The table below collapses the analysis as of the 20 May 2026 snapshot. The left column is the capability. The middle column is what MikeOSS currently implements. The right column is what an enterprise legal AI platform has to provide. Rows marked closed reflect findings the maintainer had already resolved by the time this page was refreshed against the 20 May snapshot.

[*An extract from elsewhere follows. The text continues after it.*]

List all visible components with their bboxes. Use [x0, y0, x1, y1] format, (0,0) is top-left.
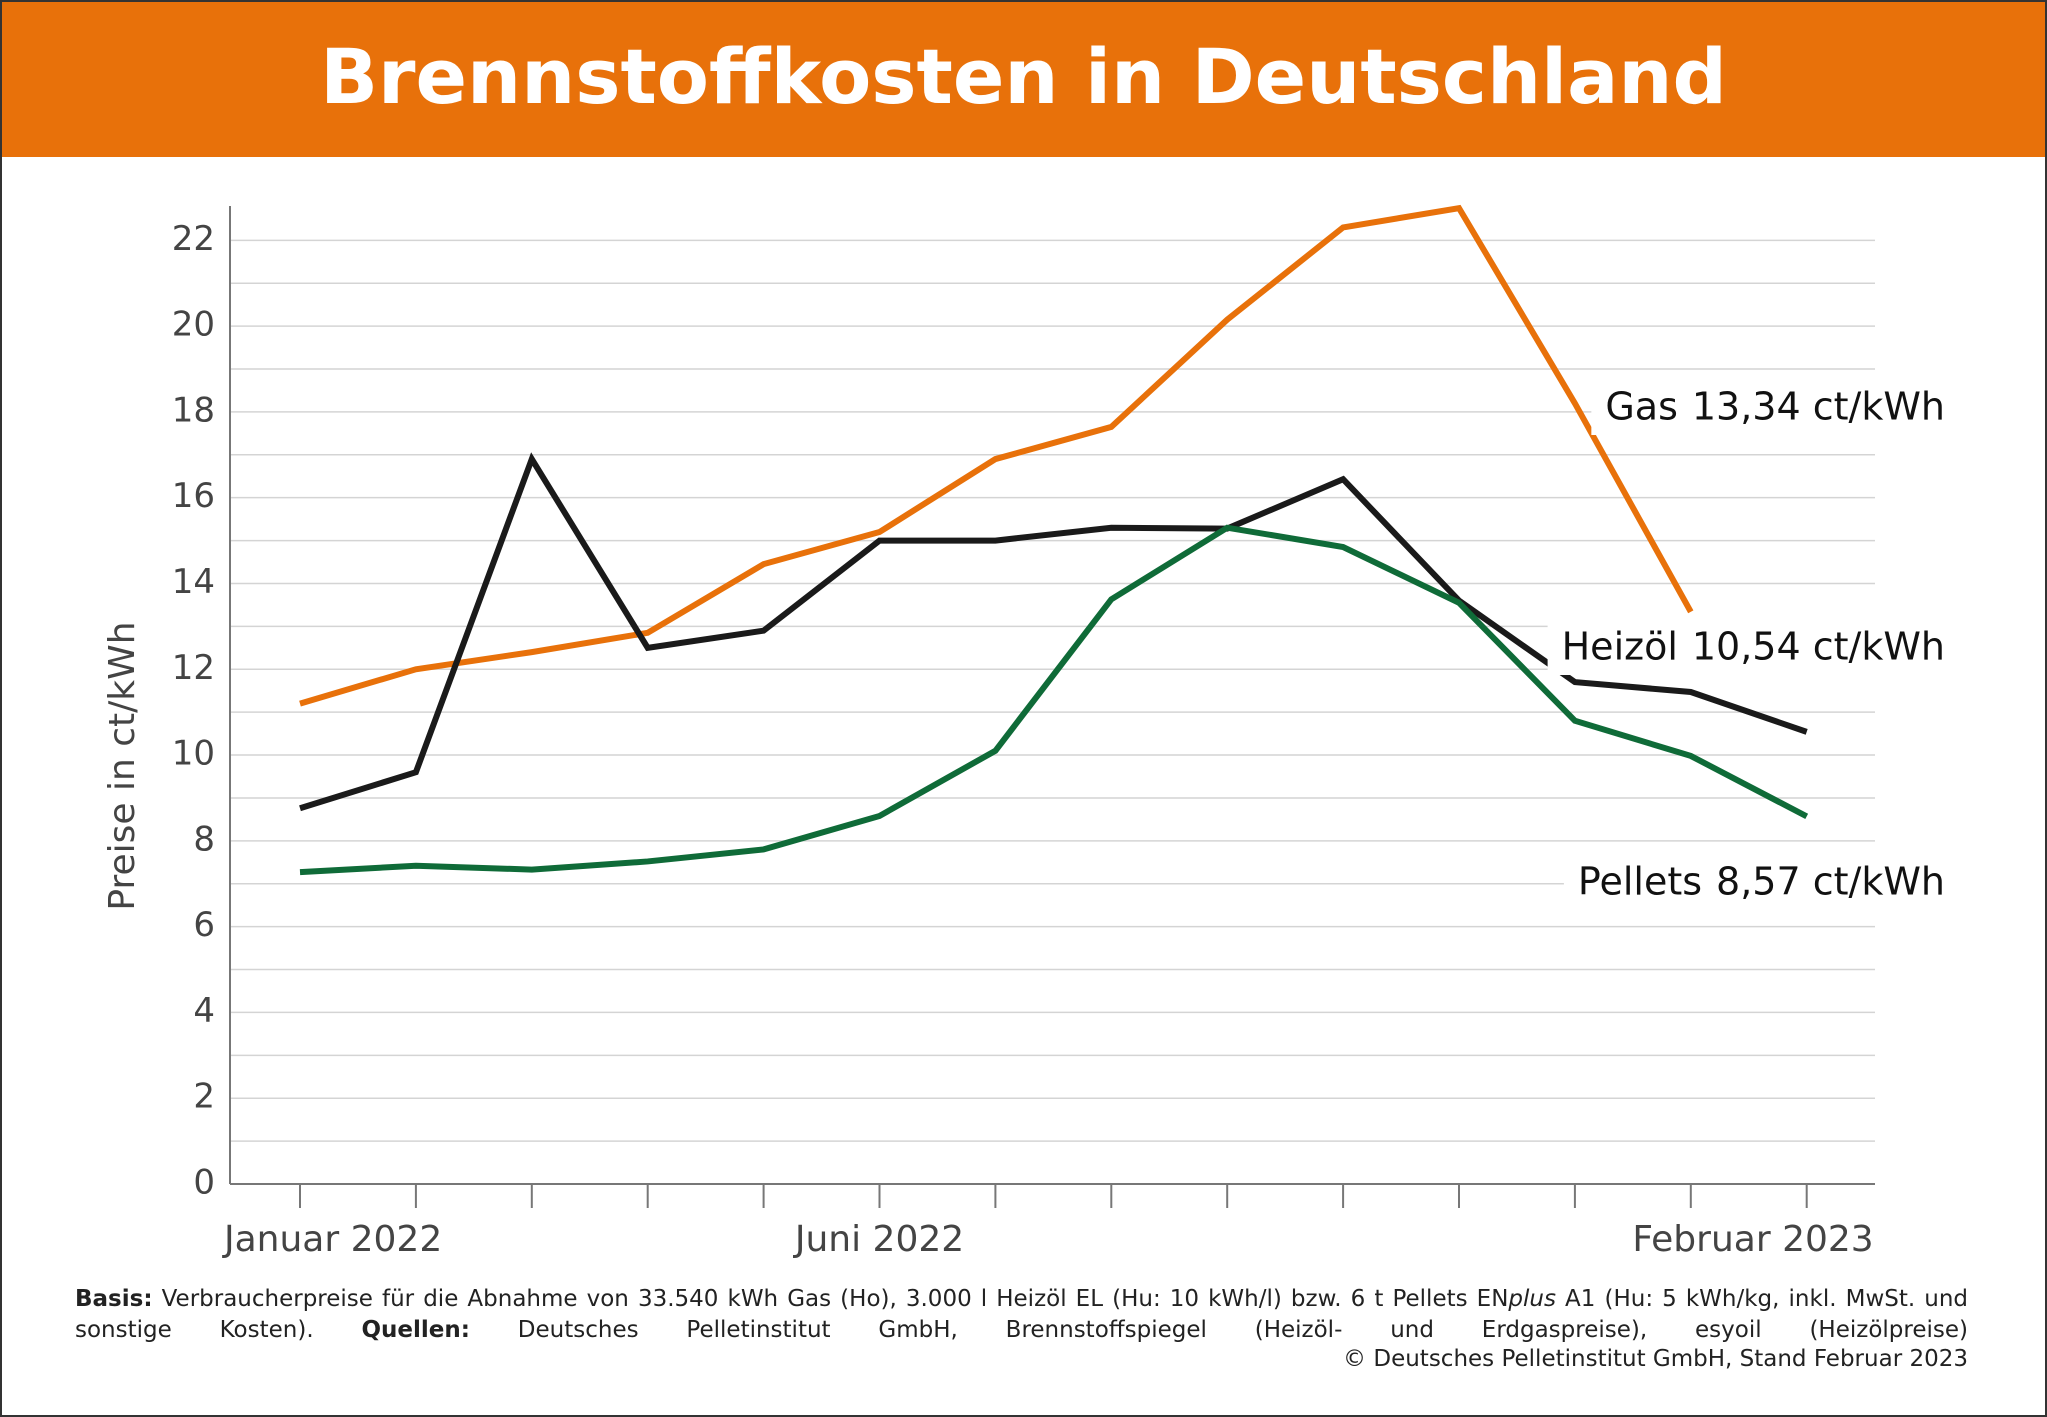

| Capability | MikeOSS | Enterprise requirement |
|---|---|---|
| Document retrieval | Full context-stuffing via tool calls | Vector search, hybrid retrieval, cross-corpus |
| Execution model | Synchronous request/response | Durable background jobs, batch processing |
| Workflow engine | Prompt template prepended to system prompt | Multi-step, conditional, approval-gated |
| Multi-tenancy | Email-list sharing, no org model | Org-scoped isolation, RBAC, SSO/SCIM |
| Audit and compliance | Raw stream log artifact removed; no audit table yet | Structured, immutable audit trail |
| Rate limiting | Tiered express-rate-limit on chat / upload routes; cost governance still open | Per-user, per-org, with cost attribution |
| Input validation | None | Schema validation at every boundary |
| Secret management | Signing secret now fails fast on missing env | Fail-fast, rotatable, scoped secrets |
| Data isolation | Service key removed from frontend tree; RLS coverage still partial | RLS plus app-level, service key server-only |
| Auth posture | Backend middleware fails closed on missing credentials / invalid tokens | Fail closed on missing credentials |
| Prompt security | Direct interpolation of user input | Isolation markers, output validation, monitoring |
| Integrations | None (self-contained) | DMS, email, Slack, CLM, eSignature |
| Observability | console.log | Structured logging, tracing, alerting |
None of this makes MikeOSS uninteresting. Will Chen has made the chat-with-documents-and-tabular-extract layer free, and that layer is a meaningful share of what Harvey and Legora actually deliver at the demo. The pressure that puts on their pricing is real. The 20 May 2026 refresh of this page also makes another point worth saying out loud. Between the first publication and this snapshot, the maintainer has closed several of the security findings: rate limiting, signing-secret fallback, frontend service-key exposure, silent auth bypass. That is the open-source teardown loop working as intended, and credit is due.
What the remaining gaps make visible is a different point. Adding features doesn't close the distance between a working chat assistant and a production agent platform. That distance gets closed through years of work on retrieval, durable orchestration, multi-tenant governance, deeper security hardening, integrations, and observability. That work is what an in-house team would have to absorb if it took MikeOSS as a starting point, and most of it is invisible at the demo. Almost none of it is on a roadmap that a two-week project can credibly own.
Picking through an open-source codebase to surface its rough edges has a long and useful history. Early Linux kernel critiques pushed the scheduler, VM, and SMP work that hardened the kernel for production. The OpenSSL post-Heartbleed reviews drove LibreSSL, BoringSSL, and the modern audit culture around cryptographic code. Public teardowns of MongoDB's defaults, Kubernetes' security posture, Log4j's surface area, and countless framework releases (React, Rails, Django, Next.js) have repeatedly closed the gap between "interesting project" and "thing you can run a regulated business on".
The pattern is consistent. The project ships, the community pressure-tests it in public, the maintainers (or a fork) absorb the findings, and a year or two later the production-grade version exists because of that scrutiny, not in spite of it. That is the spirit of this analysis. MikeOSS is a credible piece of work, and the gaps documented here are the same gaps every early open-source project has had to grow through to become something an enterprise can trust.